Sans euro, Bohuslav Sobotka redoute que la Tchéquie joue les seconds rôles
La perspective d’une Europe à deux vitesses suscite des inquiétudes en République tchèque. Celles-ci ont été ravivées par la rencontre entre Emmanuel Macron et Angela Merkel en début de semaine. A tel point que le Premier ministre, Bohuslav Sobotka, a réagi en affirmant que la question n’est désormais plus de savoir si la République tchèque adoptera un jour l’euro, mais quand.
« Les choses s’accélèrent intensément. Il est évident que lorsque les élections seront passées en France et en Allemagne, l’intégration de la zone euro s’accélèrera encore. L’Europe à plusieurs vitesses, qui jusqu’à peu encore était évoquée avec prudence, est déjà devenue une réalité pour l’espace Schengen comme pour la zone euro. Et la volonté de la France comme de l’Allemagne sera d’approfondir ce processus sans attendre certains pays membres.
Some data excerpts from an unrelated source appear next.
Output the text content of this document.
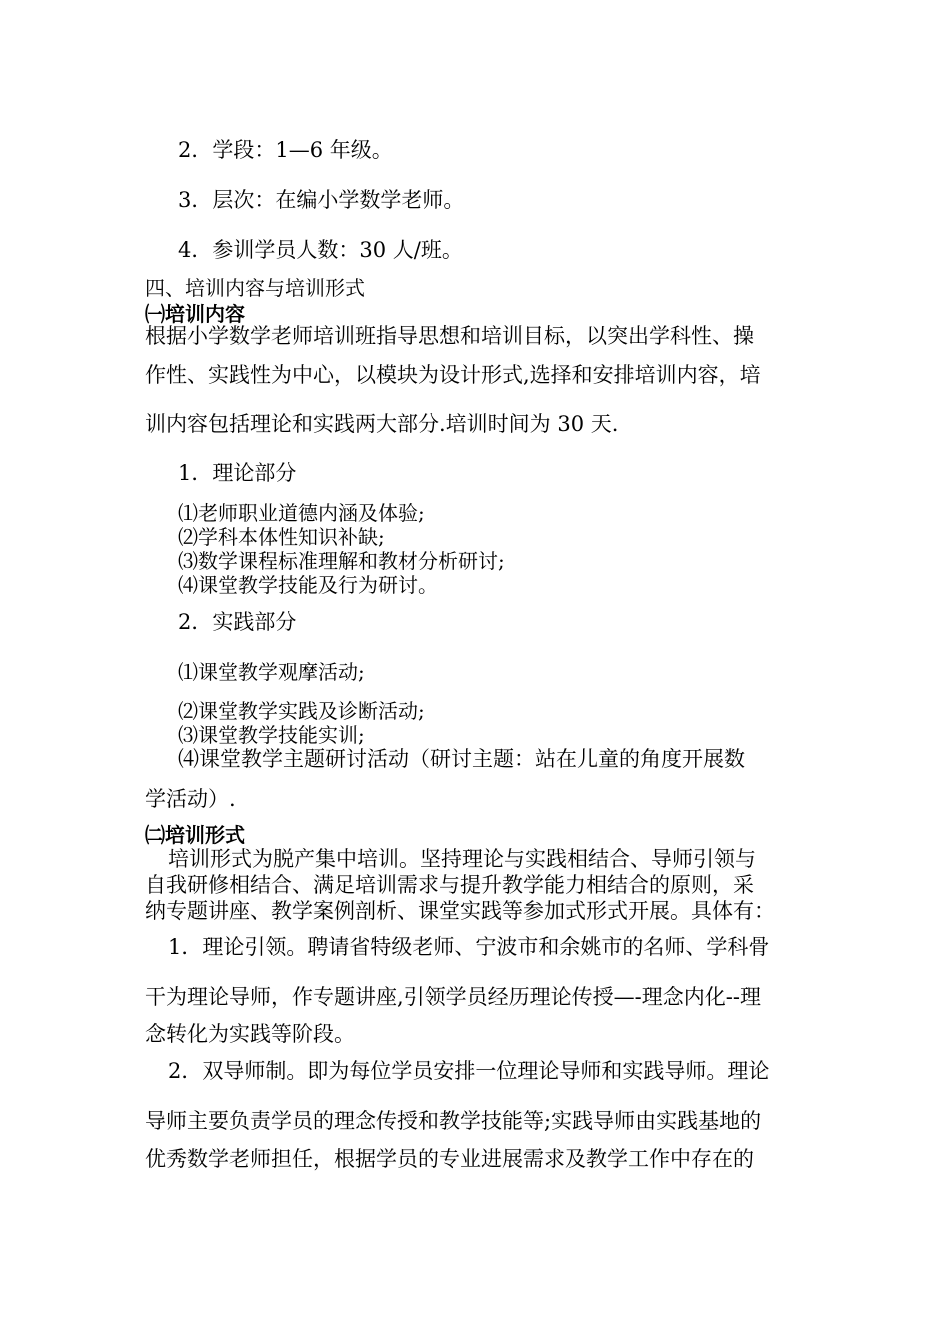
2．学段：1—6 年级。
3．层次：在编小学数学老师。
4．参训学员人数：30 人/班。
四、培训内容与培训形式
㈠培训内容
根据小学数学老师培训班指导思想和培训目标，以突出学科性、操
作性、实践性为中心，以模块为设计形式,选择和安排培训内容，培
训内容包括理论和实践两大部分.培训时间为 30 天.
1．理论部分
⑴老师职业道德内涵及体验;
⑵学科本体性知识补缺;
⑶数学课程标准理解和教材分析研讨;
⑷课堂教学技能及行为研讨。
2．实践部分
⑴课堂教学观摩活动;
⑵课堂教学实践及诊断活动;
⑶课堂教学技能实训;
⑷课堂教学主题研讨活动（研讨主题：站在儿童的角度开展数
学活动）.
㈡培训形式
培训形式为脱产集中培训。坚持理论与实践相结合、导师引领与
自我研修相结合、满足培训需求与提升教学能力相结合的原则，采
纳专题讲座、教学案例剖析、课堂实践等参加式形式开展。具体有：
1．理论引领。聘请省特级老师、宁波市和余姚市的名师、学科骨
干为理论导师，作专题讲座,引领学员经历理论传授—-理念内化--理
念转化为实践等阶段。
2．双导师制。即为每位学员安排一位理论导师和实践导师。理论
导师主要负责学员的理念传授和教学技能等;实践导师由实践基地的
优秀数学老师担任，根据学员的专业进展需求及教学工作中存在的
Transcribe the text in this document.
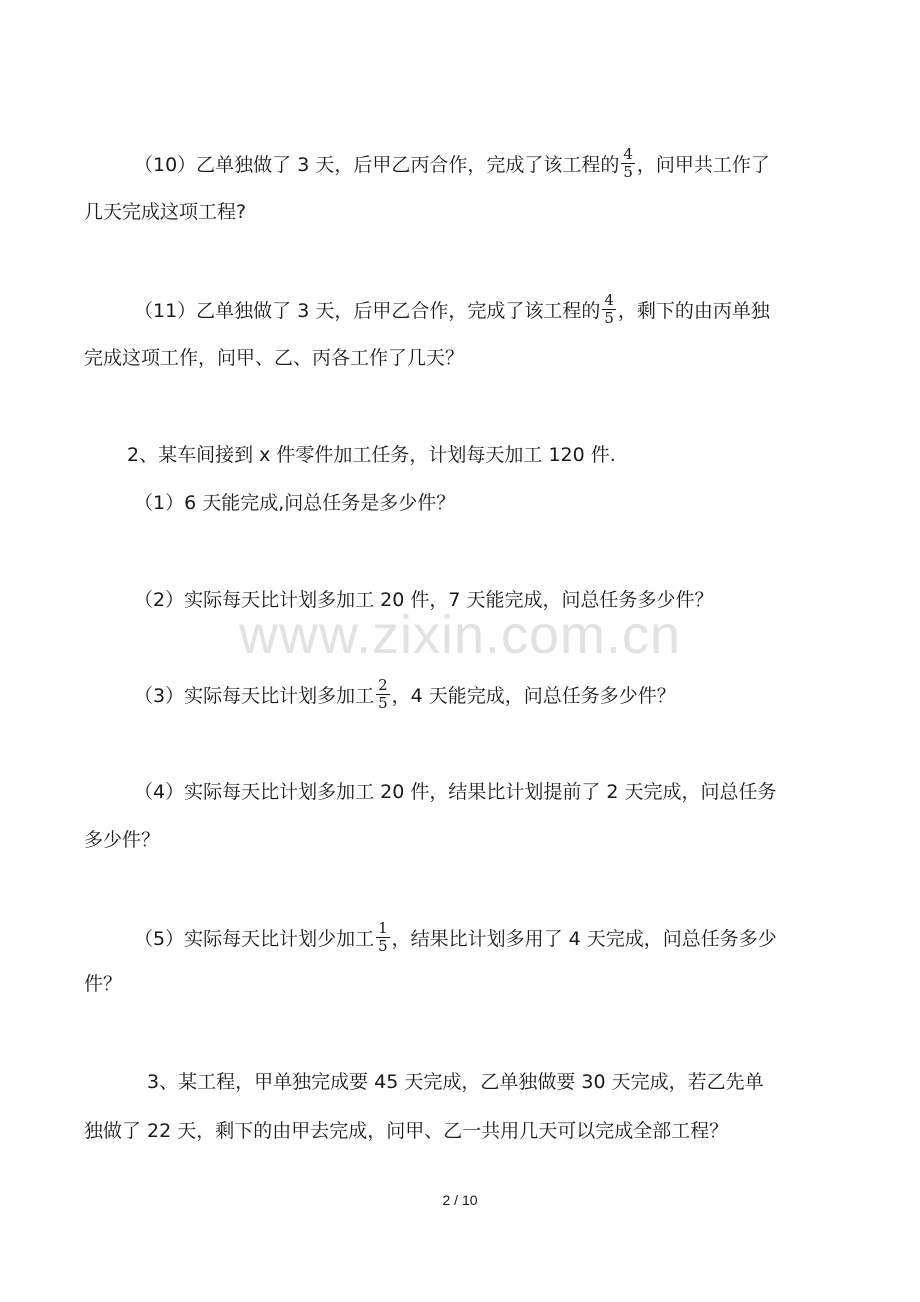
www.zixin.com.cn
（10）乙单独做了 3 天，后甲乙丙合作，完成了该工程的 $\frac{4}{5}$ ，问甲共工作了
几天完成这项工程?
（11）乙单独做了 3 天，后甲乙合作，完成了该工程的 $\frac{4}{5}$ ，剩下的由丙单独
完成这项工作，问甲、乙、丙各工作了几天？
2、某车间接到 x 件零件加工任务，计划每天加工 120 件.
（1）6 天能完成,问总任务是多少件？
（2）实际每天比计划多加工 20 件，7 天能完成，问总任务多少件？
（3）实际每天比计划多加工 $\frac{2}{5}$ ，4 天能完成，问总任务多少件？
（4）实际每天比计划多加工 20 件，结果比计划提前了 2 天完成，问总任务
多少件？
（5）实际每天比计划少加工 $\frac{1}{5}$ ，结果比计划多用了 4 天完成，问总任务多少
件？
3、某工程，甲单独完成要 45 天完成，乙单独做要 30 天完成，若乙先单
独做了 22 天，剩下的由甲去完成，问甲、乙一共用几天可以完成全部工程？
2 / 10
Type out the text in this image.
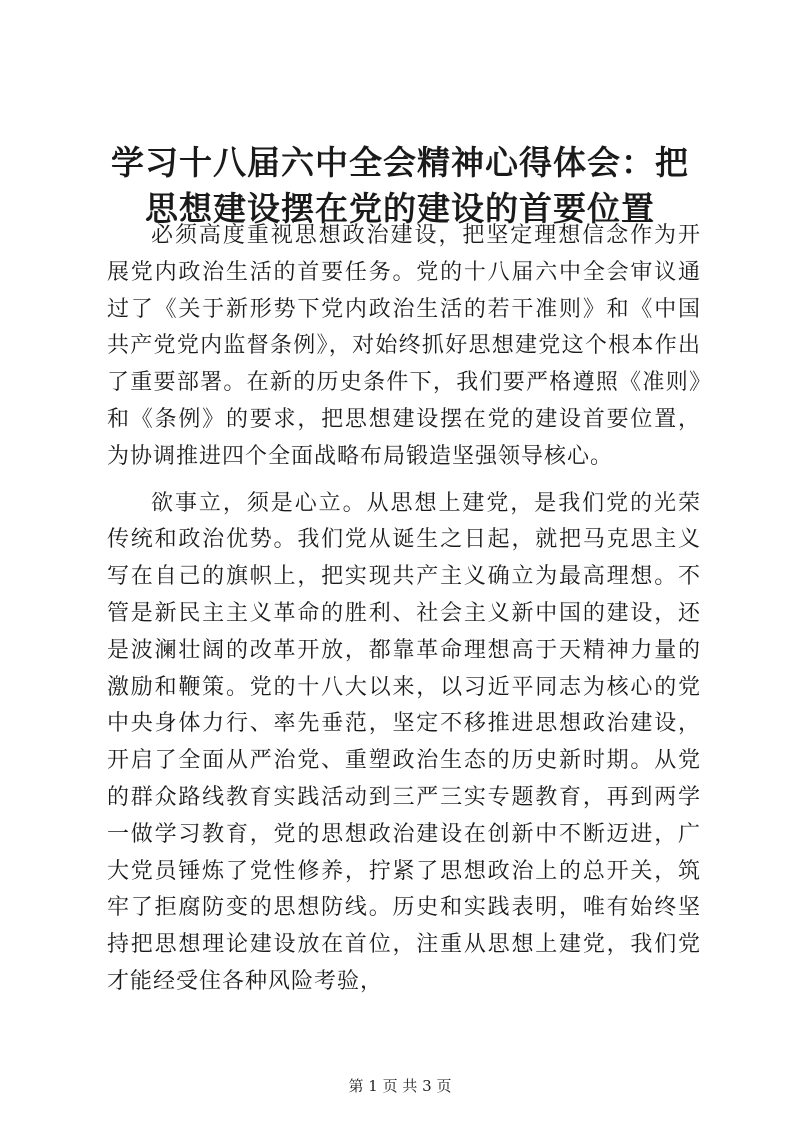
学习十八届六中全会精神心得体会：把思想建设摆在党的建设的首要位置

必须高度重视思想政治建设，把坚定理想信念作为开展党内政治生活的首要任务。党的十八届六中全会审议通过了《关于新形势下党内政治生活的若干准则》和《中国共产党党内监督条例》，对始终抓好思想建党这个根本作出了重要部署。在新的历史条件下，我们要严格遵照《准则》和《条例》的要求，把思想建设摆在党的建设首要位置，为协调推进四个全面战略布局锻造坚强领导核心。

欲事立，须是心立。从思想上建党，是我们党的光荣传统和政治优势。我们党从诞生之日起，就把马克思主义写在自己的旗帜上，把实现共产主义确立为最高理想。不管是新民主主义革命的胜利、社会主义新中国的建设，还是波澜壮阔的改革开放，都靠革命理想高于天精神力量的激励和鞭策。党的十八大以来，以习近平同志为核心的党中央身体力行、率先垂范，坚定不移推进思想政治建设，开启了全面从严治党、重塑政治生态的历史新时期。从党的群众路线教育实践活动到三严三实专题教育，再到两学一做学习教育，党的思想政治建设在创新中不断迈进，广大党员锤炼了党性修养，拧紧了思想政治上的总开关，筑牢了拒腐防变的思想防线。历史和实践表明，唯有始终坚持把思想理论建设放在首位，注重从思想上建党，我们党才能经受住各种风险考验，

第 1 页 共 3 页
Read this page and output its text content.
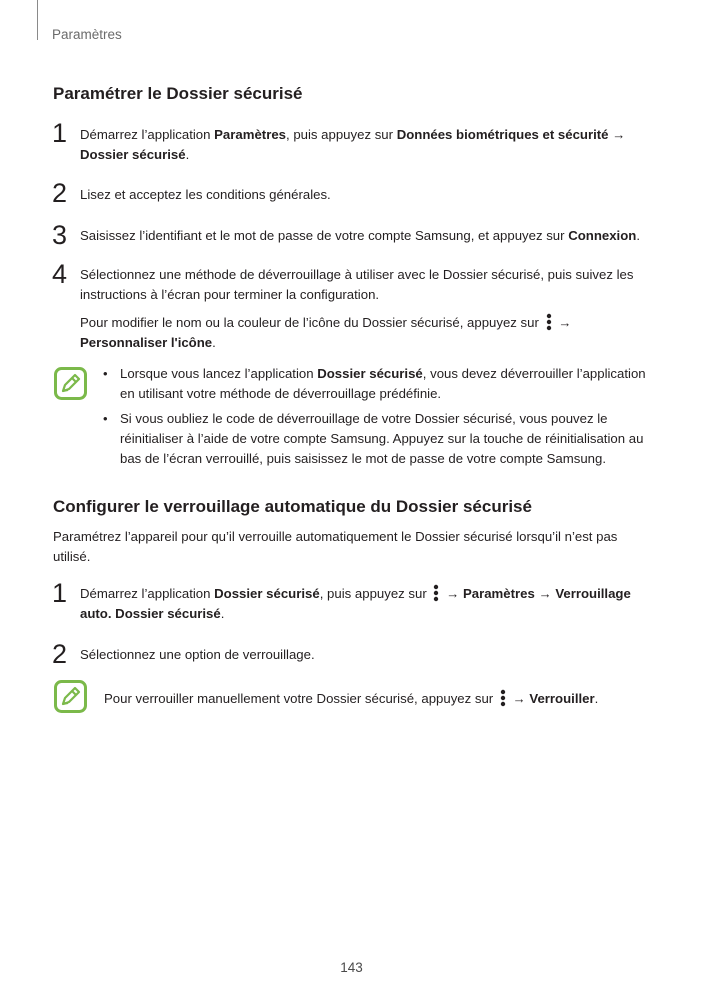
Paramètres
Paramétrer le Dossier sécurisé
1 Démarrez l’application Paramètres, puis appuyez sur Données biométriques et sécurité →
Dossier sécurisé.
2 Lisez et acceptez les conditions générales.
3 Saisissez l’identifiant et le mot de passe de votre compte Samsung, et appuyez sur Connexion.
4 Sélectionnez une méthode de déverrouillage à utiliser avec le Dossier sécurisé, puis suivez les
instructions à l’écran pour terminer la configuration.
Pour modifier le nom ou la couleur de l’icône du Dossier sécurisé, appuyez sur  →
Personnaliser l'icône.
• Lorsque vous lancez l’application Dossier sécurisé, vous devez déverrouiller l’application
en utilisant votre méthode de déverrouillage prédéfinie.
• Si vous oubliez le code de déverrouillage de votre Dossier sécurisé, vous pouvez le
réinitialiser à l’aide de votre compte Samsung. Appuyez sur la touche de réinitialisation au
bas de l’écran verrouillé, puis saisissez le mot de passe de votre compte Samsung.
Configurer le verrouillage automatique du Dossier sécurisé
Paramétrez l’appareil pour qu’il verrouille automatiquement le Dossier sécurisé lorsqu’il n’est pas
utilisé.
1 Démarrez l’application Dossier sécurisé, puis appuyez sur  → Paramètres → Verrouillage
auto. Dossier sécurisé.
2 Sélectionnez une option de verrouillage.
Pour verrouiller manuellement votre Dossier sécurisé, appuyez sur  → Verrouiller.
143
Nous savons très bien que la stabilité, la prospérité et la sécurité de la République tchèque sont fortement liées à notre qualité de membre d’une UE en bon état de marche. Il est indispensable dans la perspective des élections législatives qui nous attendent à l’automne prochain de lancer un débat public sur ce que nous entendons faire pour ne pas nous retrouver à la périphérie de l’UE et rester au centre de cette Union. Tôt ou tard il nous faudra répondre à la question de savoir non pas si, mais quand la République tchèque sera en mesure d’adopter la monnaie unique européenne. »
La question de l’adoption ou non de l’euro en République tchèque revient sur la table à intervalles plus ou moins réguliers depuis l’adhésion du pays à l’UE en 2004. A l’époque, Prague s’était engagé à adopter la monnaie unique, mais sans préciser quand. Dernièrement, c’est l’horizon 2020 qui avait été vaguement évoqué par le gouvernement, puis même 2021 – 2026, mais à chaque fois sans grande conviction, et ce bien que le pays remplisse l’essentiel des critères économiques qui lui permettraient d’intégrer la zone euro. Bohuslav Sobotka lui-même avait expliqué que fixer une date butoir ne serait pas à l’ordre du jour tant que le pays n’aurait pas amélioré l’état de ses finances publiques, pourtant pas spécialement inquiétant, et que le niveau de vie ne se serait pas rapproché de celui de pays références comme l’Allemagne et l’Autriche voisines. Toutefois, confronté à l’évolution, ces derniers mois, de la position des dix-neuf Etats membres de la zone euro et à la menace de plus en plus concrète d’une Europe à deux vitesses, le Premier ministre tchèque a fait évoluer son discours :
« Nous avons besoin non seulement d’un gouvernement qui soit capable de défendre les intérêts de notre pays, mais aussi d’un consensus fort de l’ensemble de la scène politique et de l’ensemble de la société sur le rôle que nous voulons jouer au sein de l’UE à l’avenir. C’est à nous qu’il appartient de décider si cela ne nous dérange pas de rester à sa périphérie ou si, au contraire, nous voulons être au cœur de cette Union en compagnie de pays avec lesquels nous réalisons déjà une grande partie de nos affaires commerciales. »La décision que prendra - peut-être - le prochain gouvernement tchèque, contraint et forcé, ne sera donc plus motivée par des considérations uniquement d’ordre économique, comme cela a toujours été le cas jusqu’à présent, mais aussi politique. Dans un groupe de Visegrád dont le rôle pourrait être amené à se renforcer suite au Brexit, mais dont l’image et la réputation auprès des autres Etats membres sont actuellement catastrophiques, Bohuslav Sobotka semble avoir pris conscience que la République tchèque se trouve à la croisée des chemins. Le choix devra être fait à Prague entre la poursuite avec les pays qui le souhaitent de l’intégration européenne, qui passe par une adoption de l’euro, ou une mise en retrait vis-à-vis de ces Etats, avec le risque d’être cantonné à l’avenir à jouer les seconds rôles.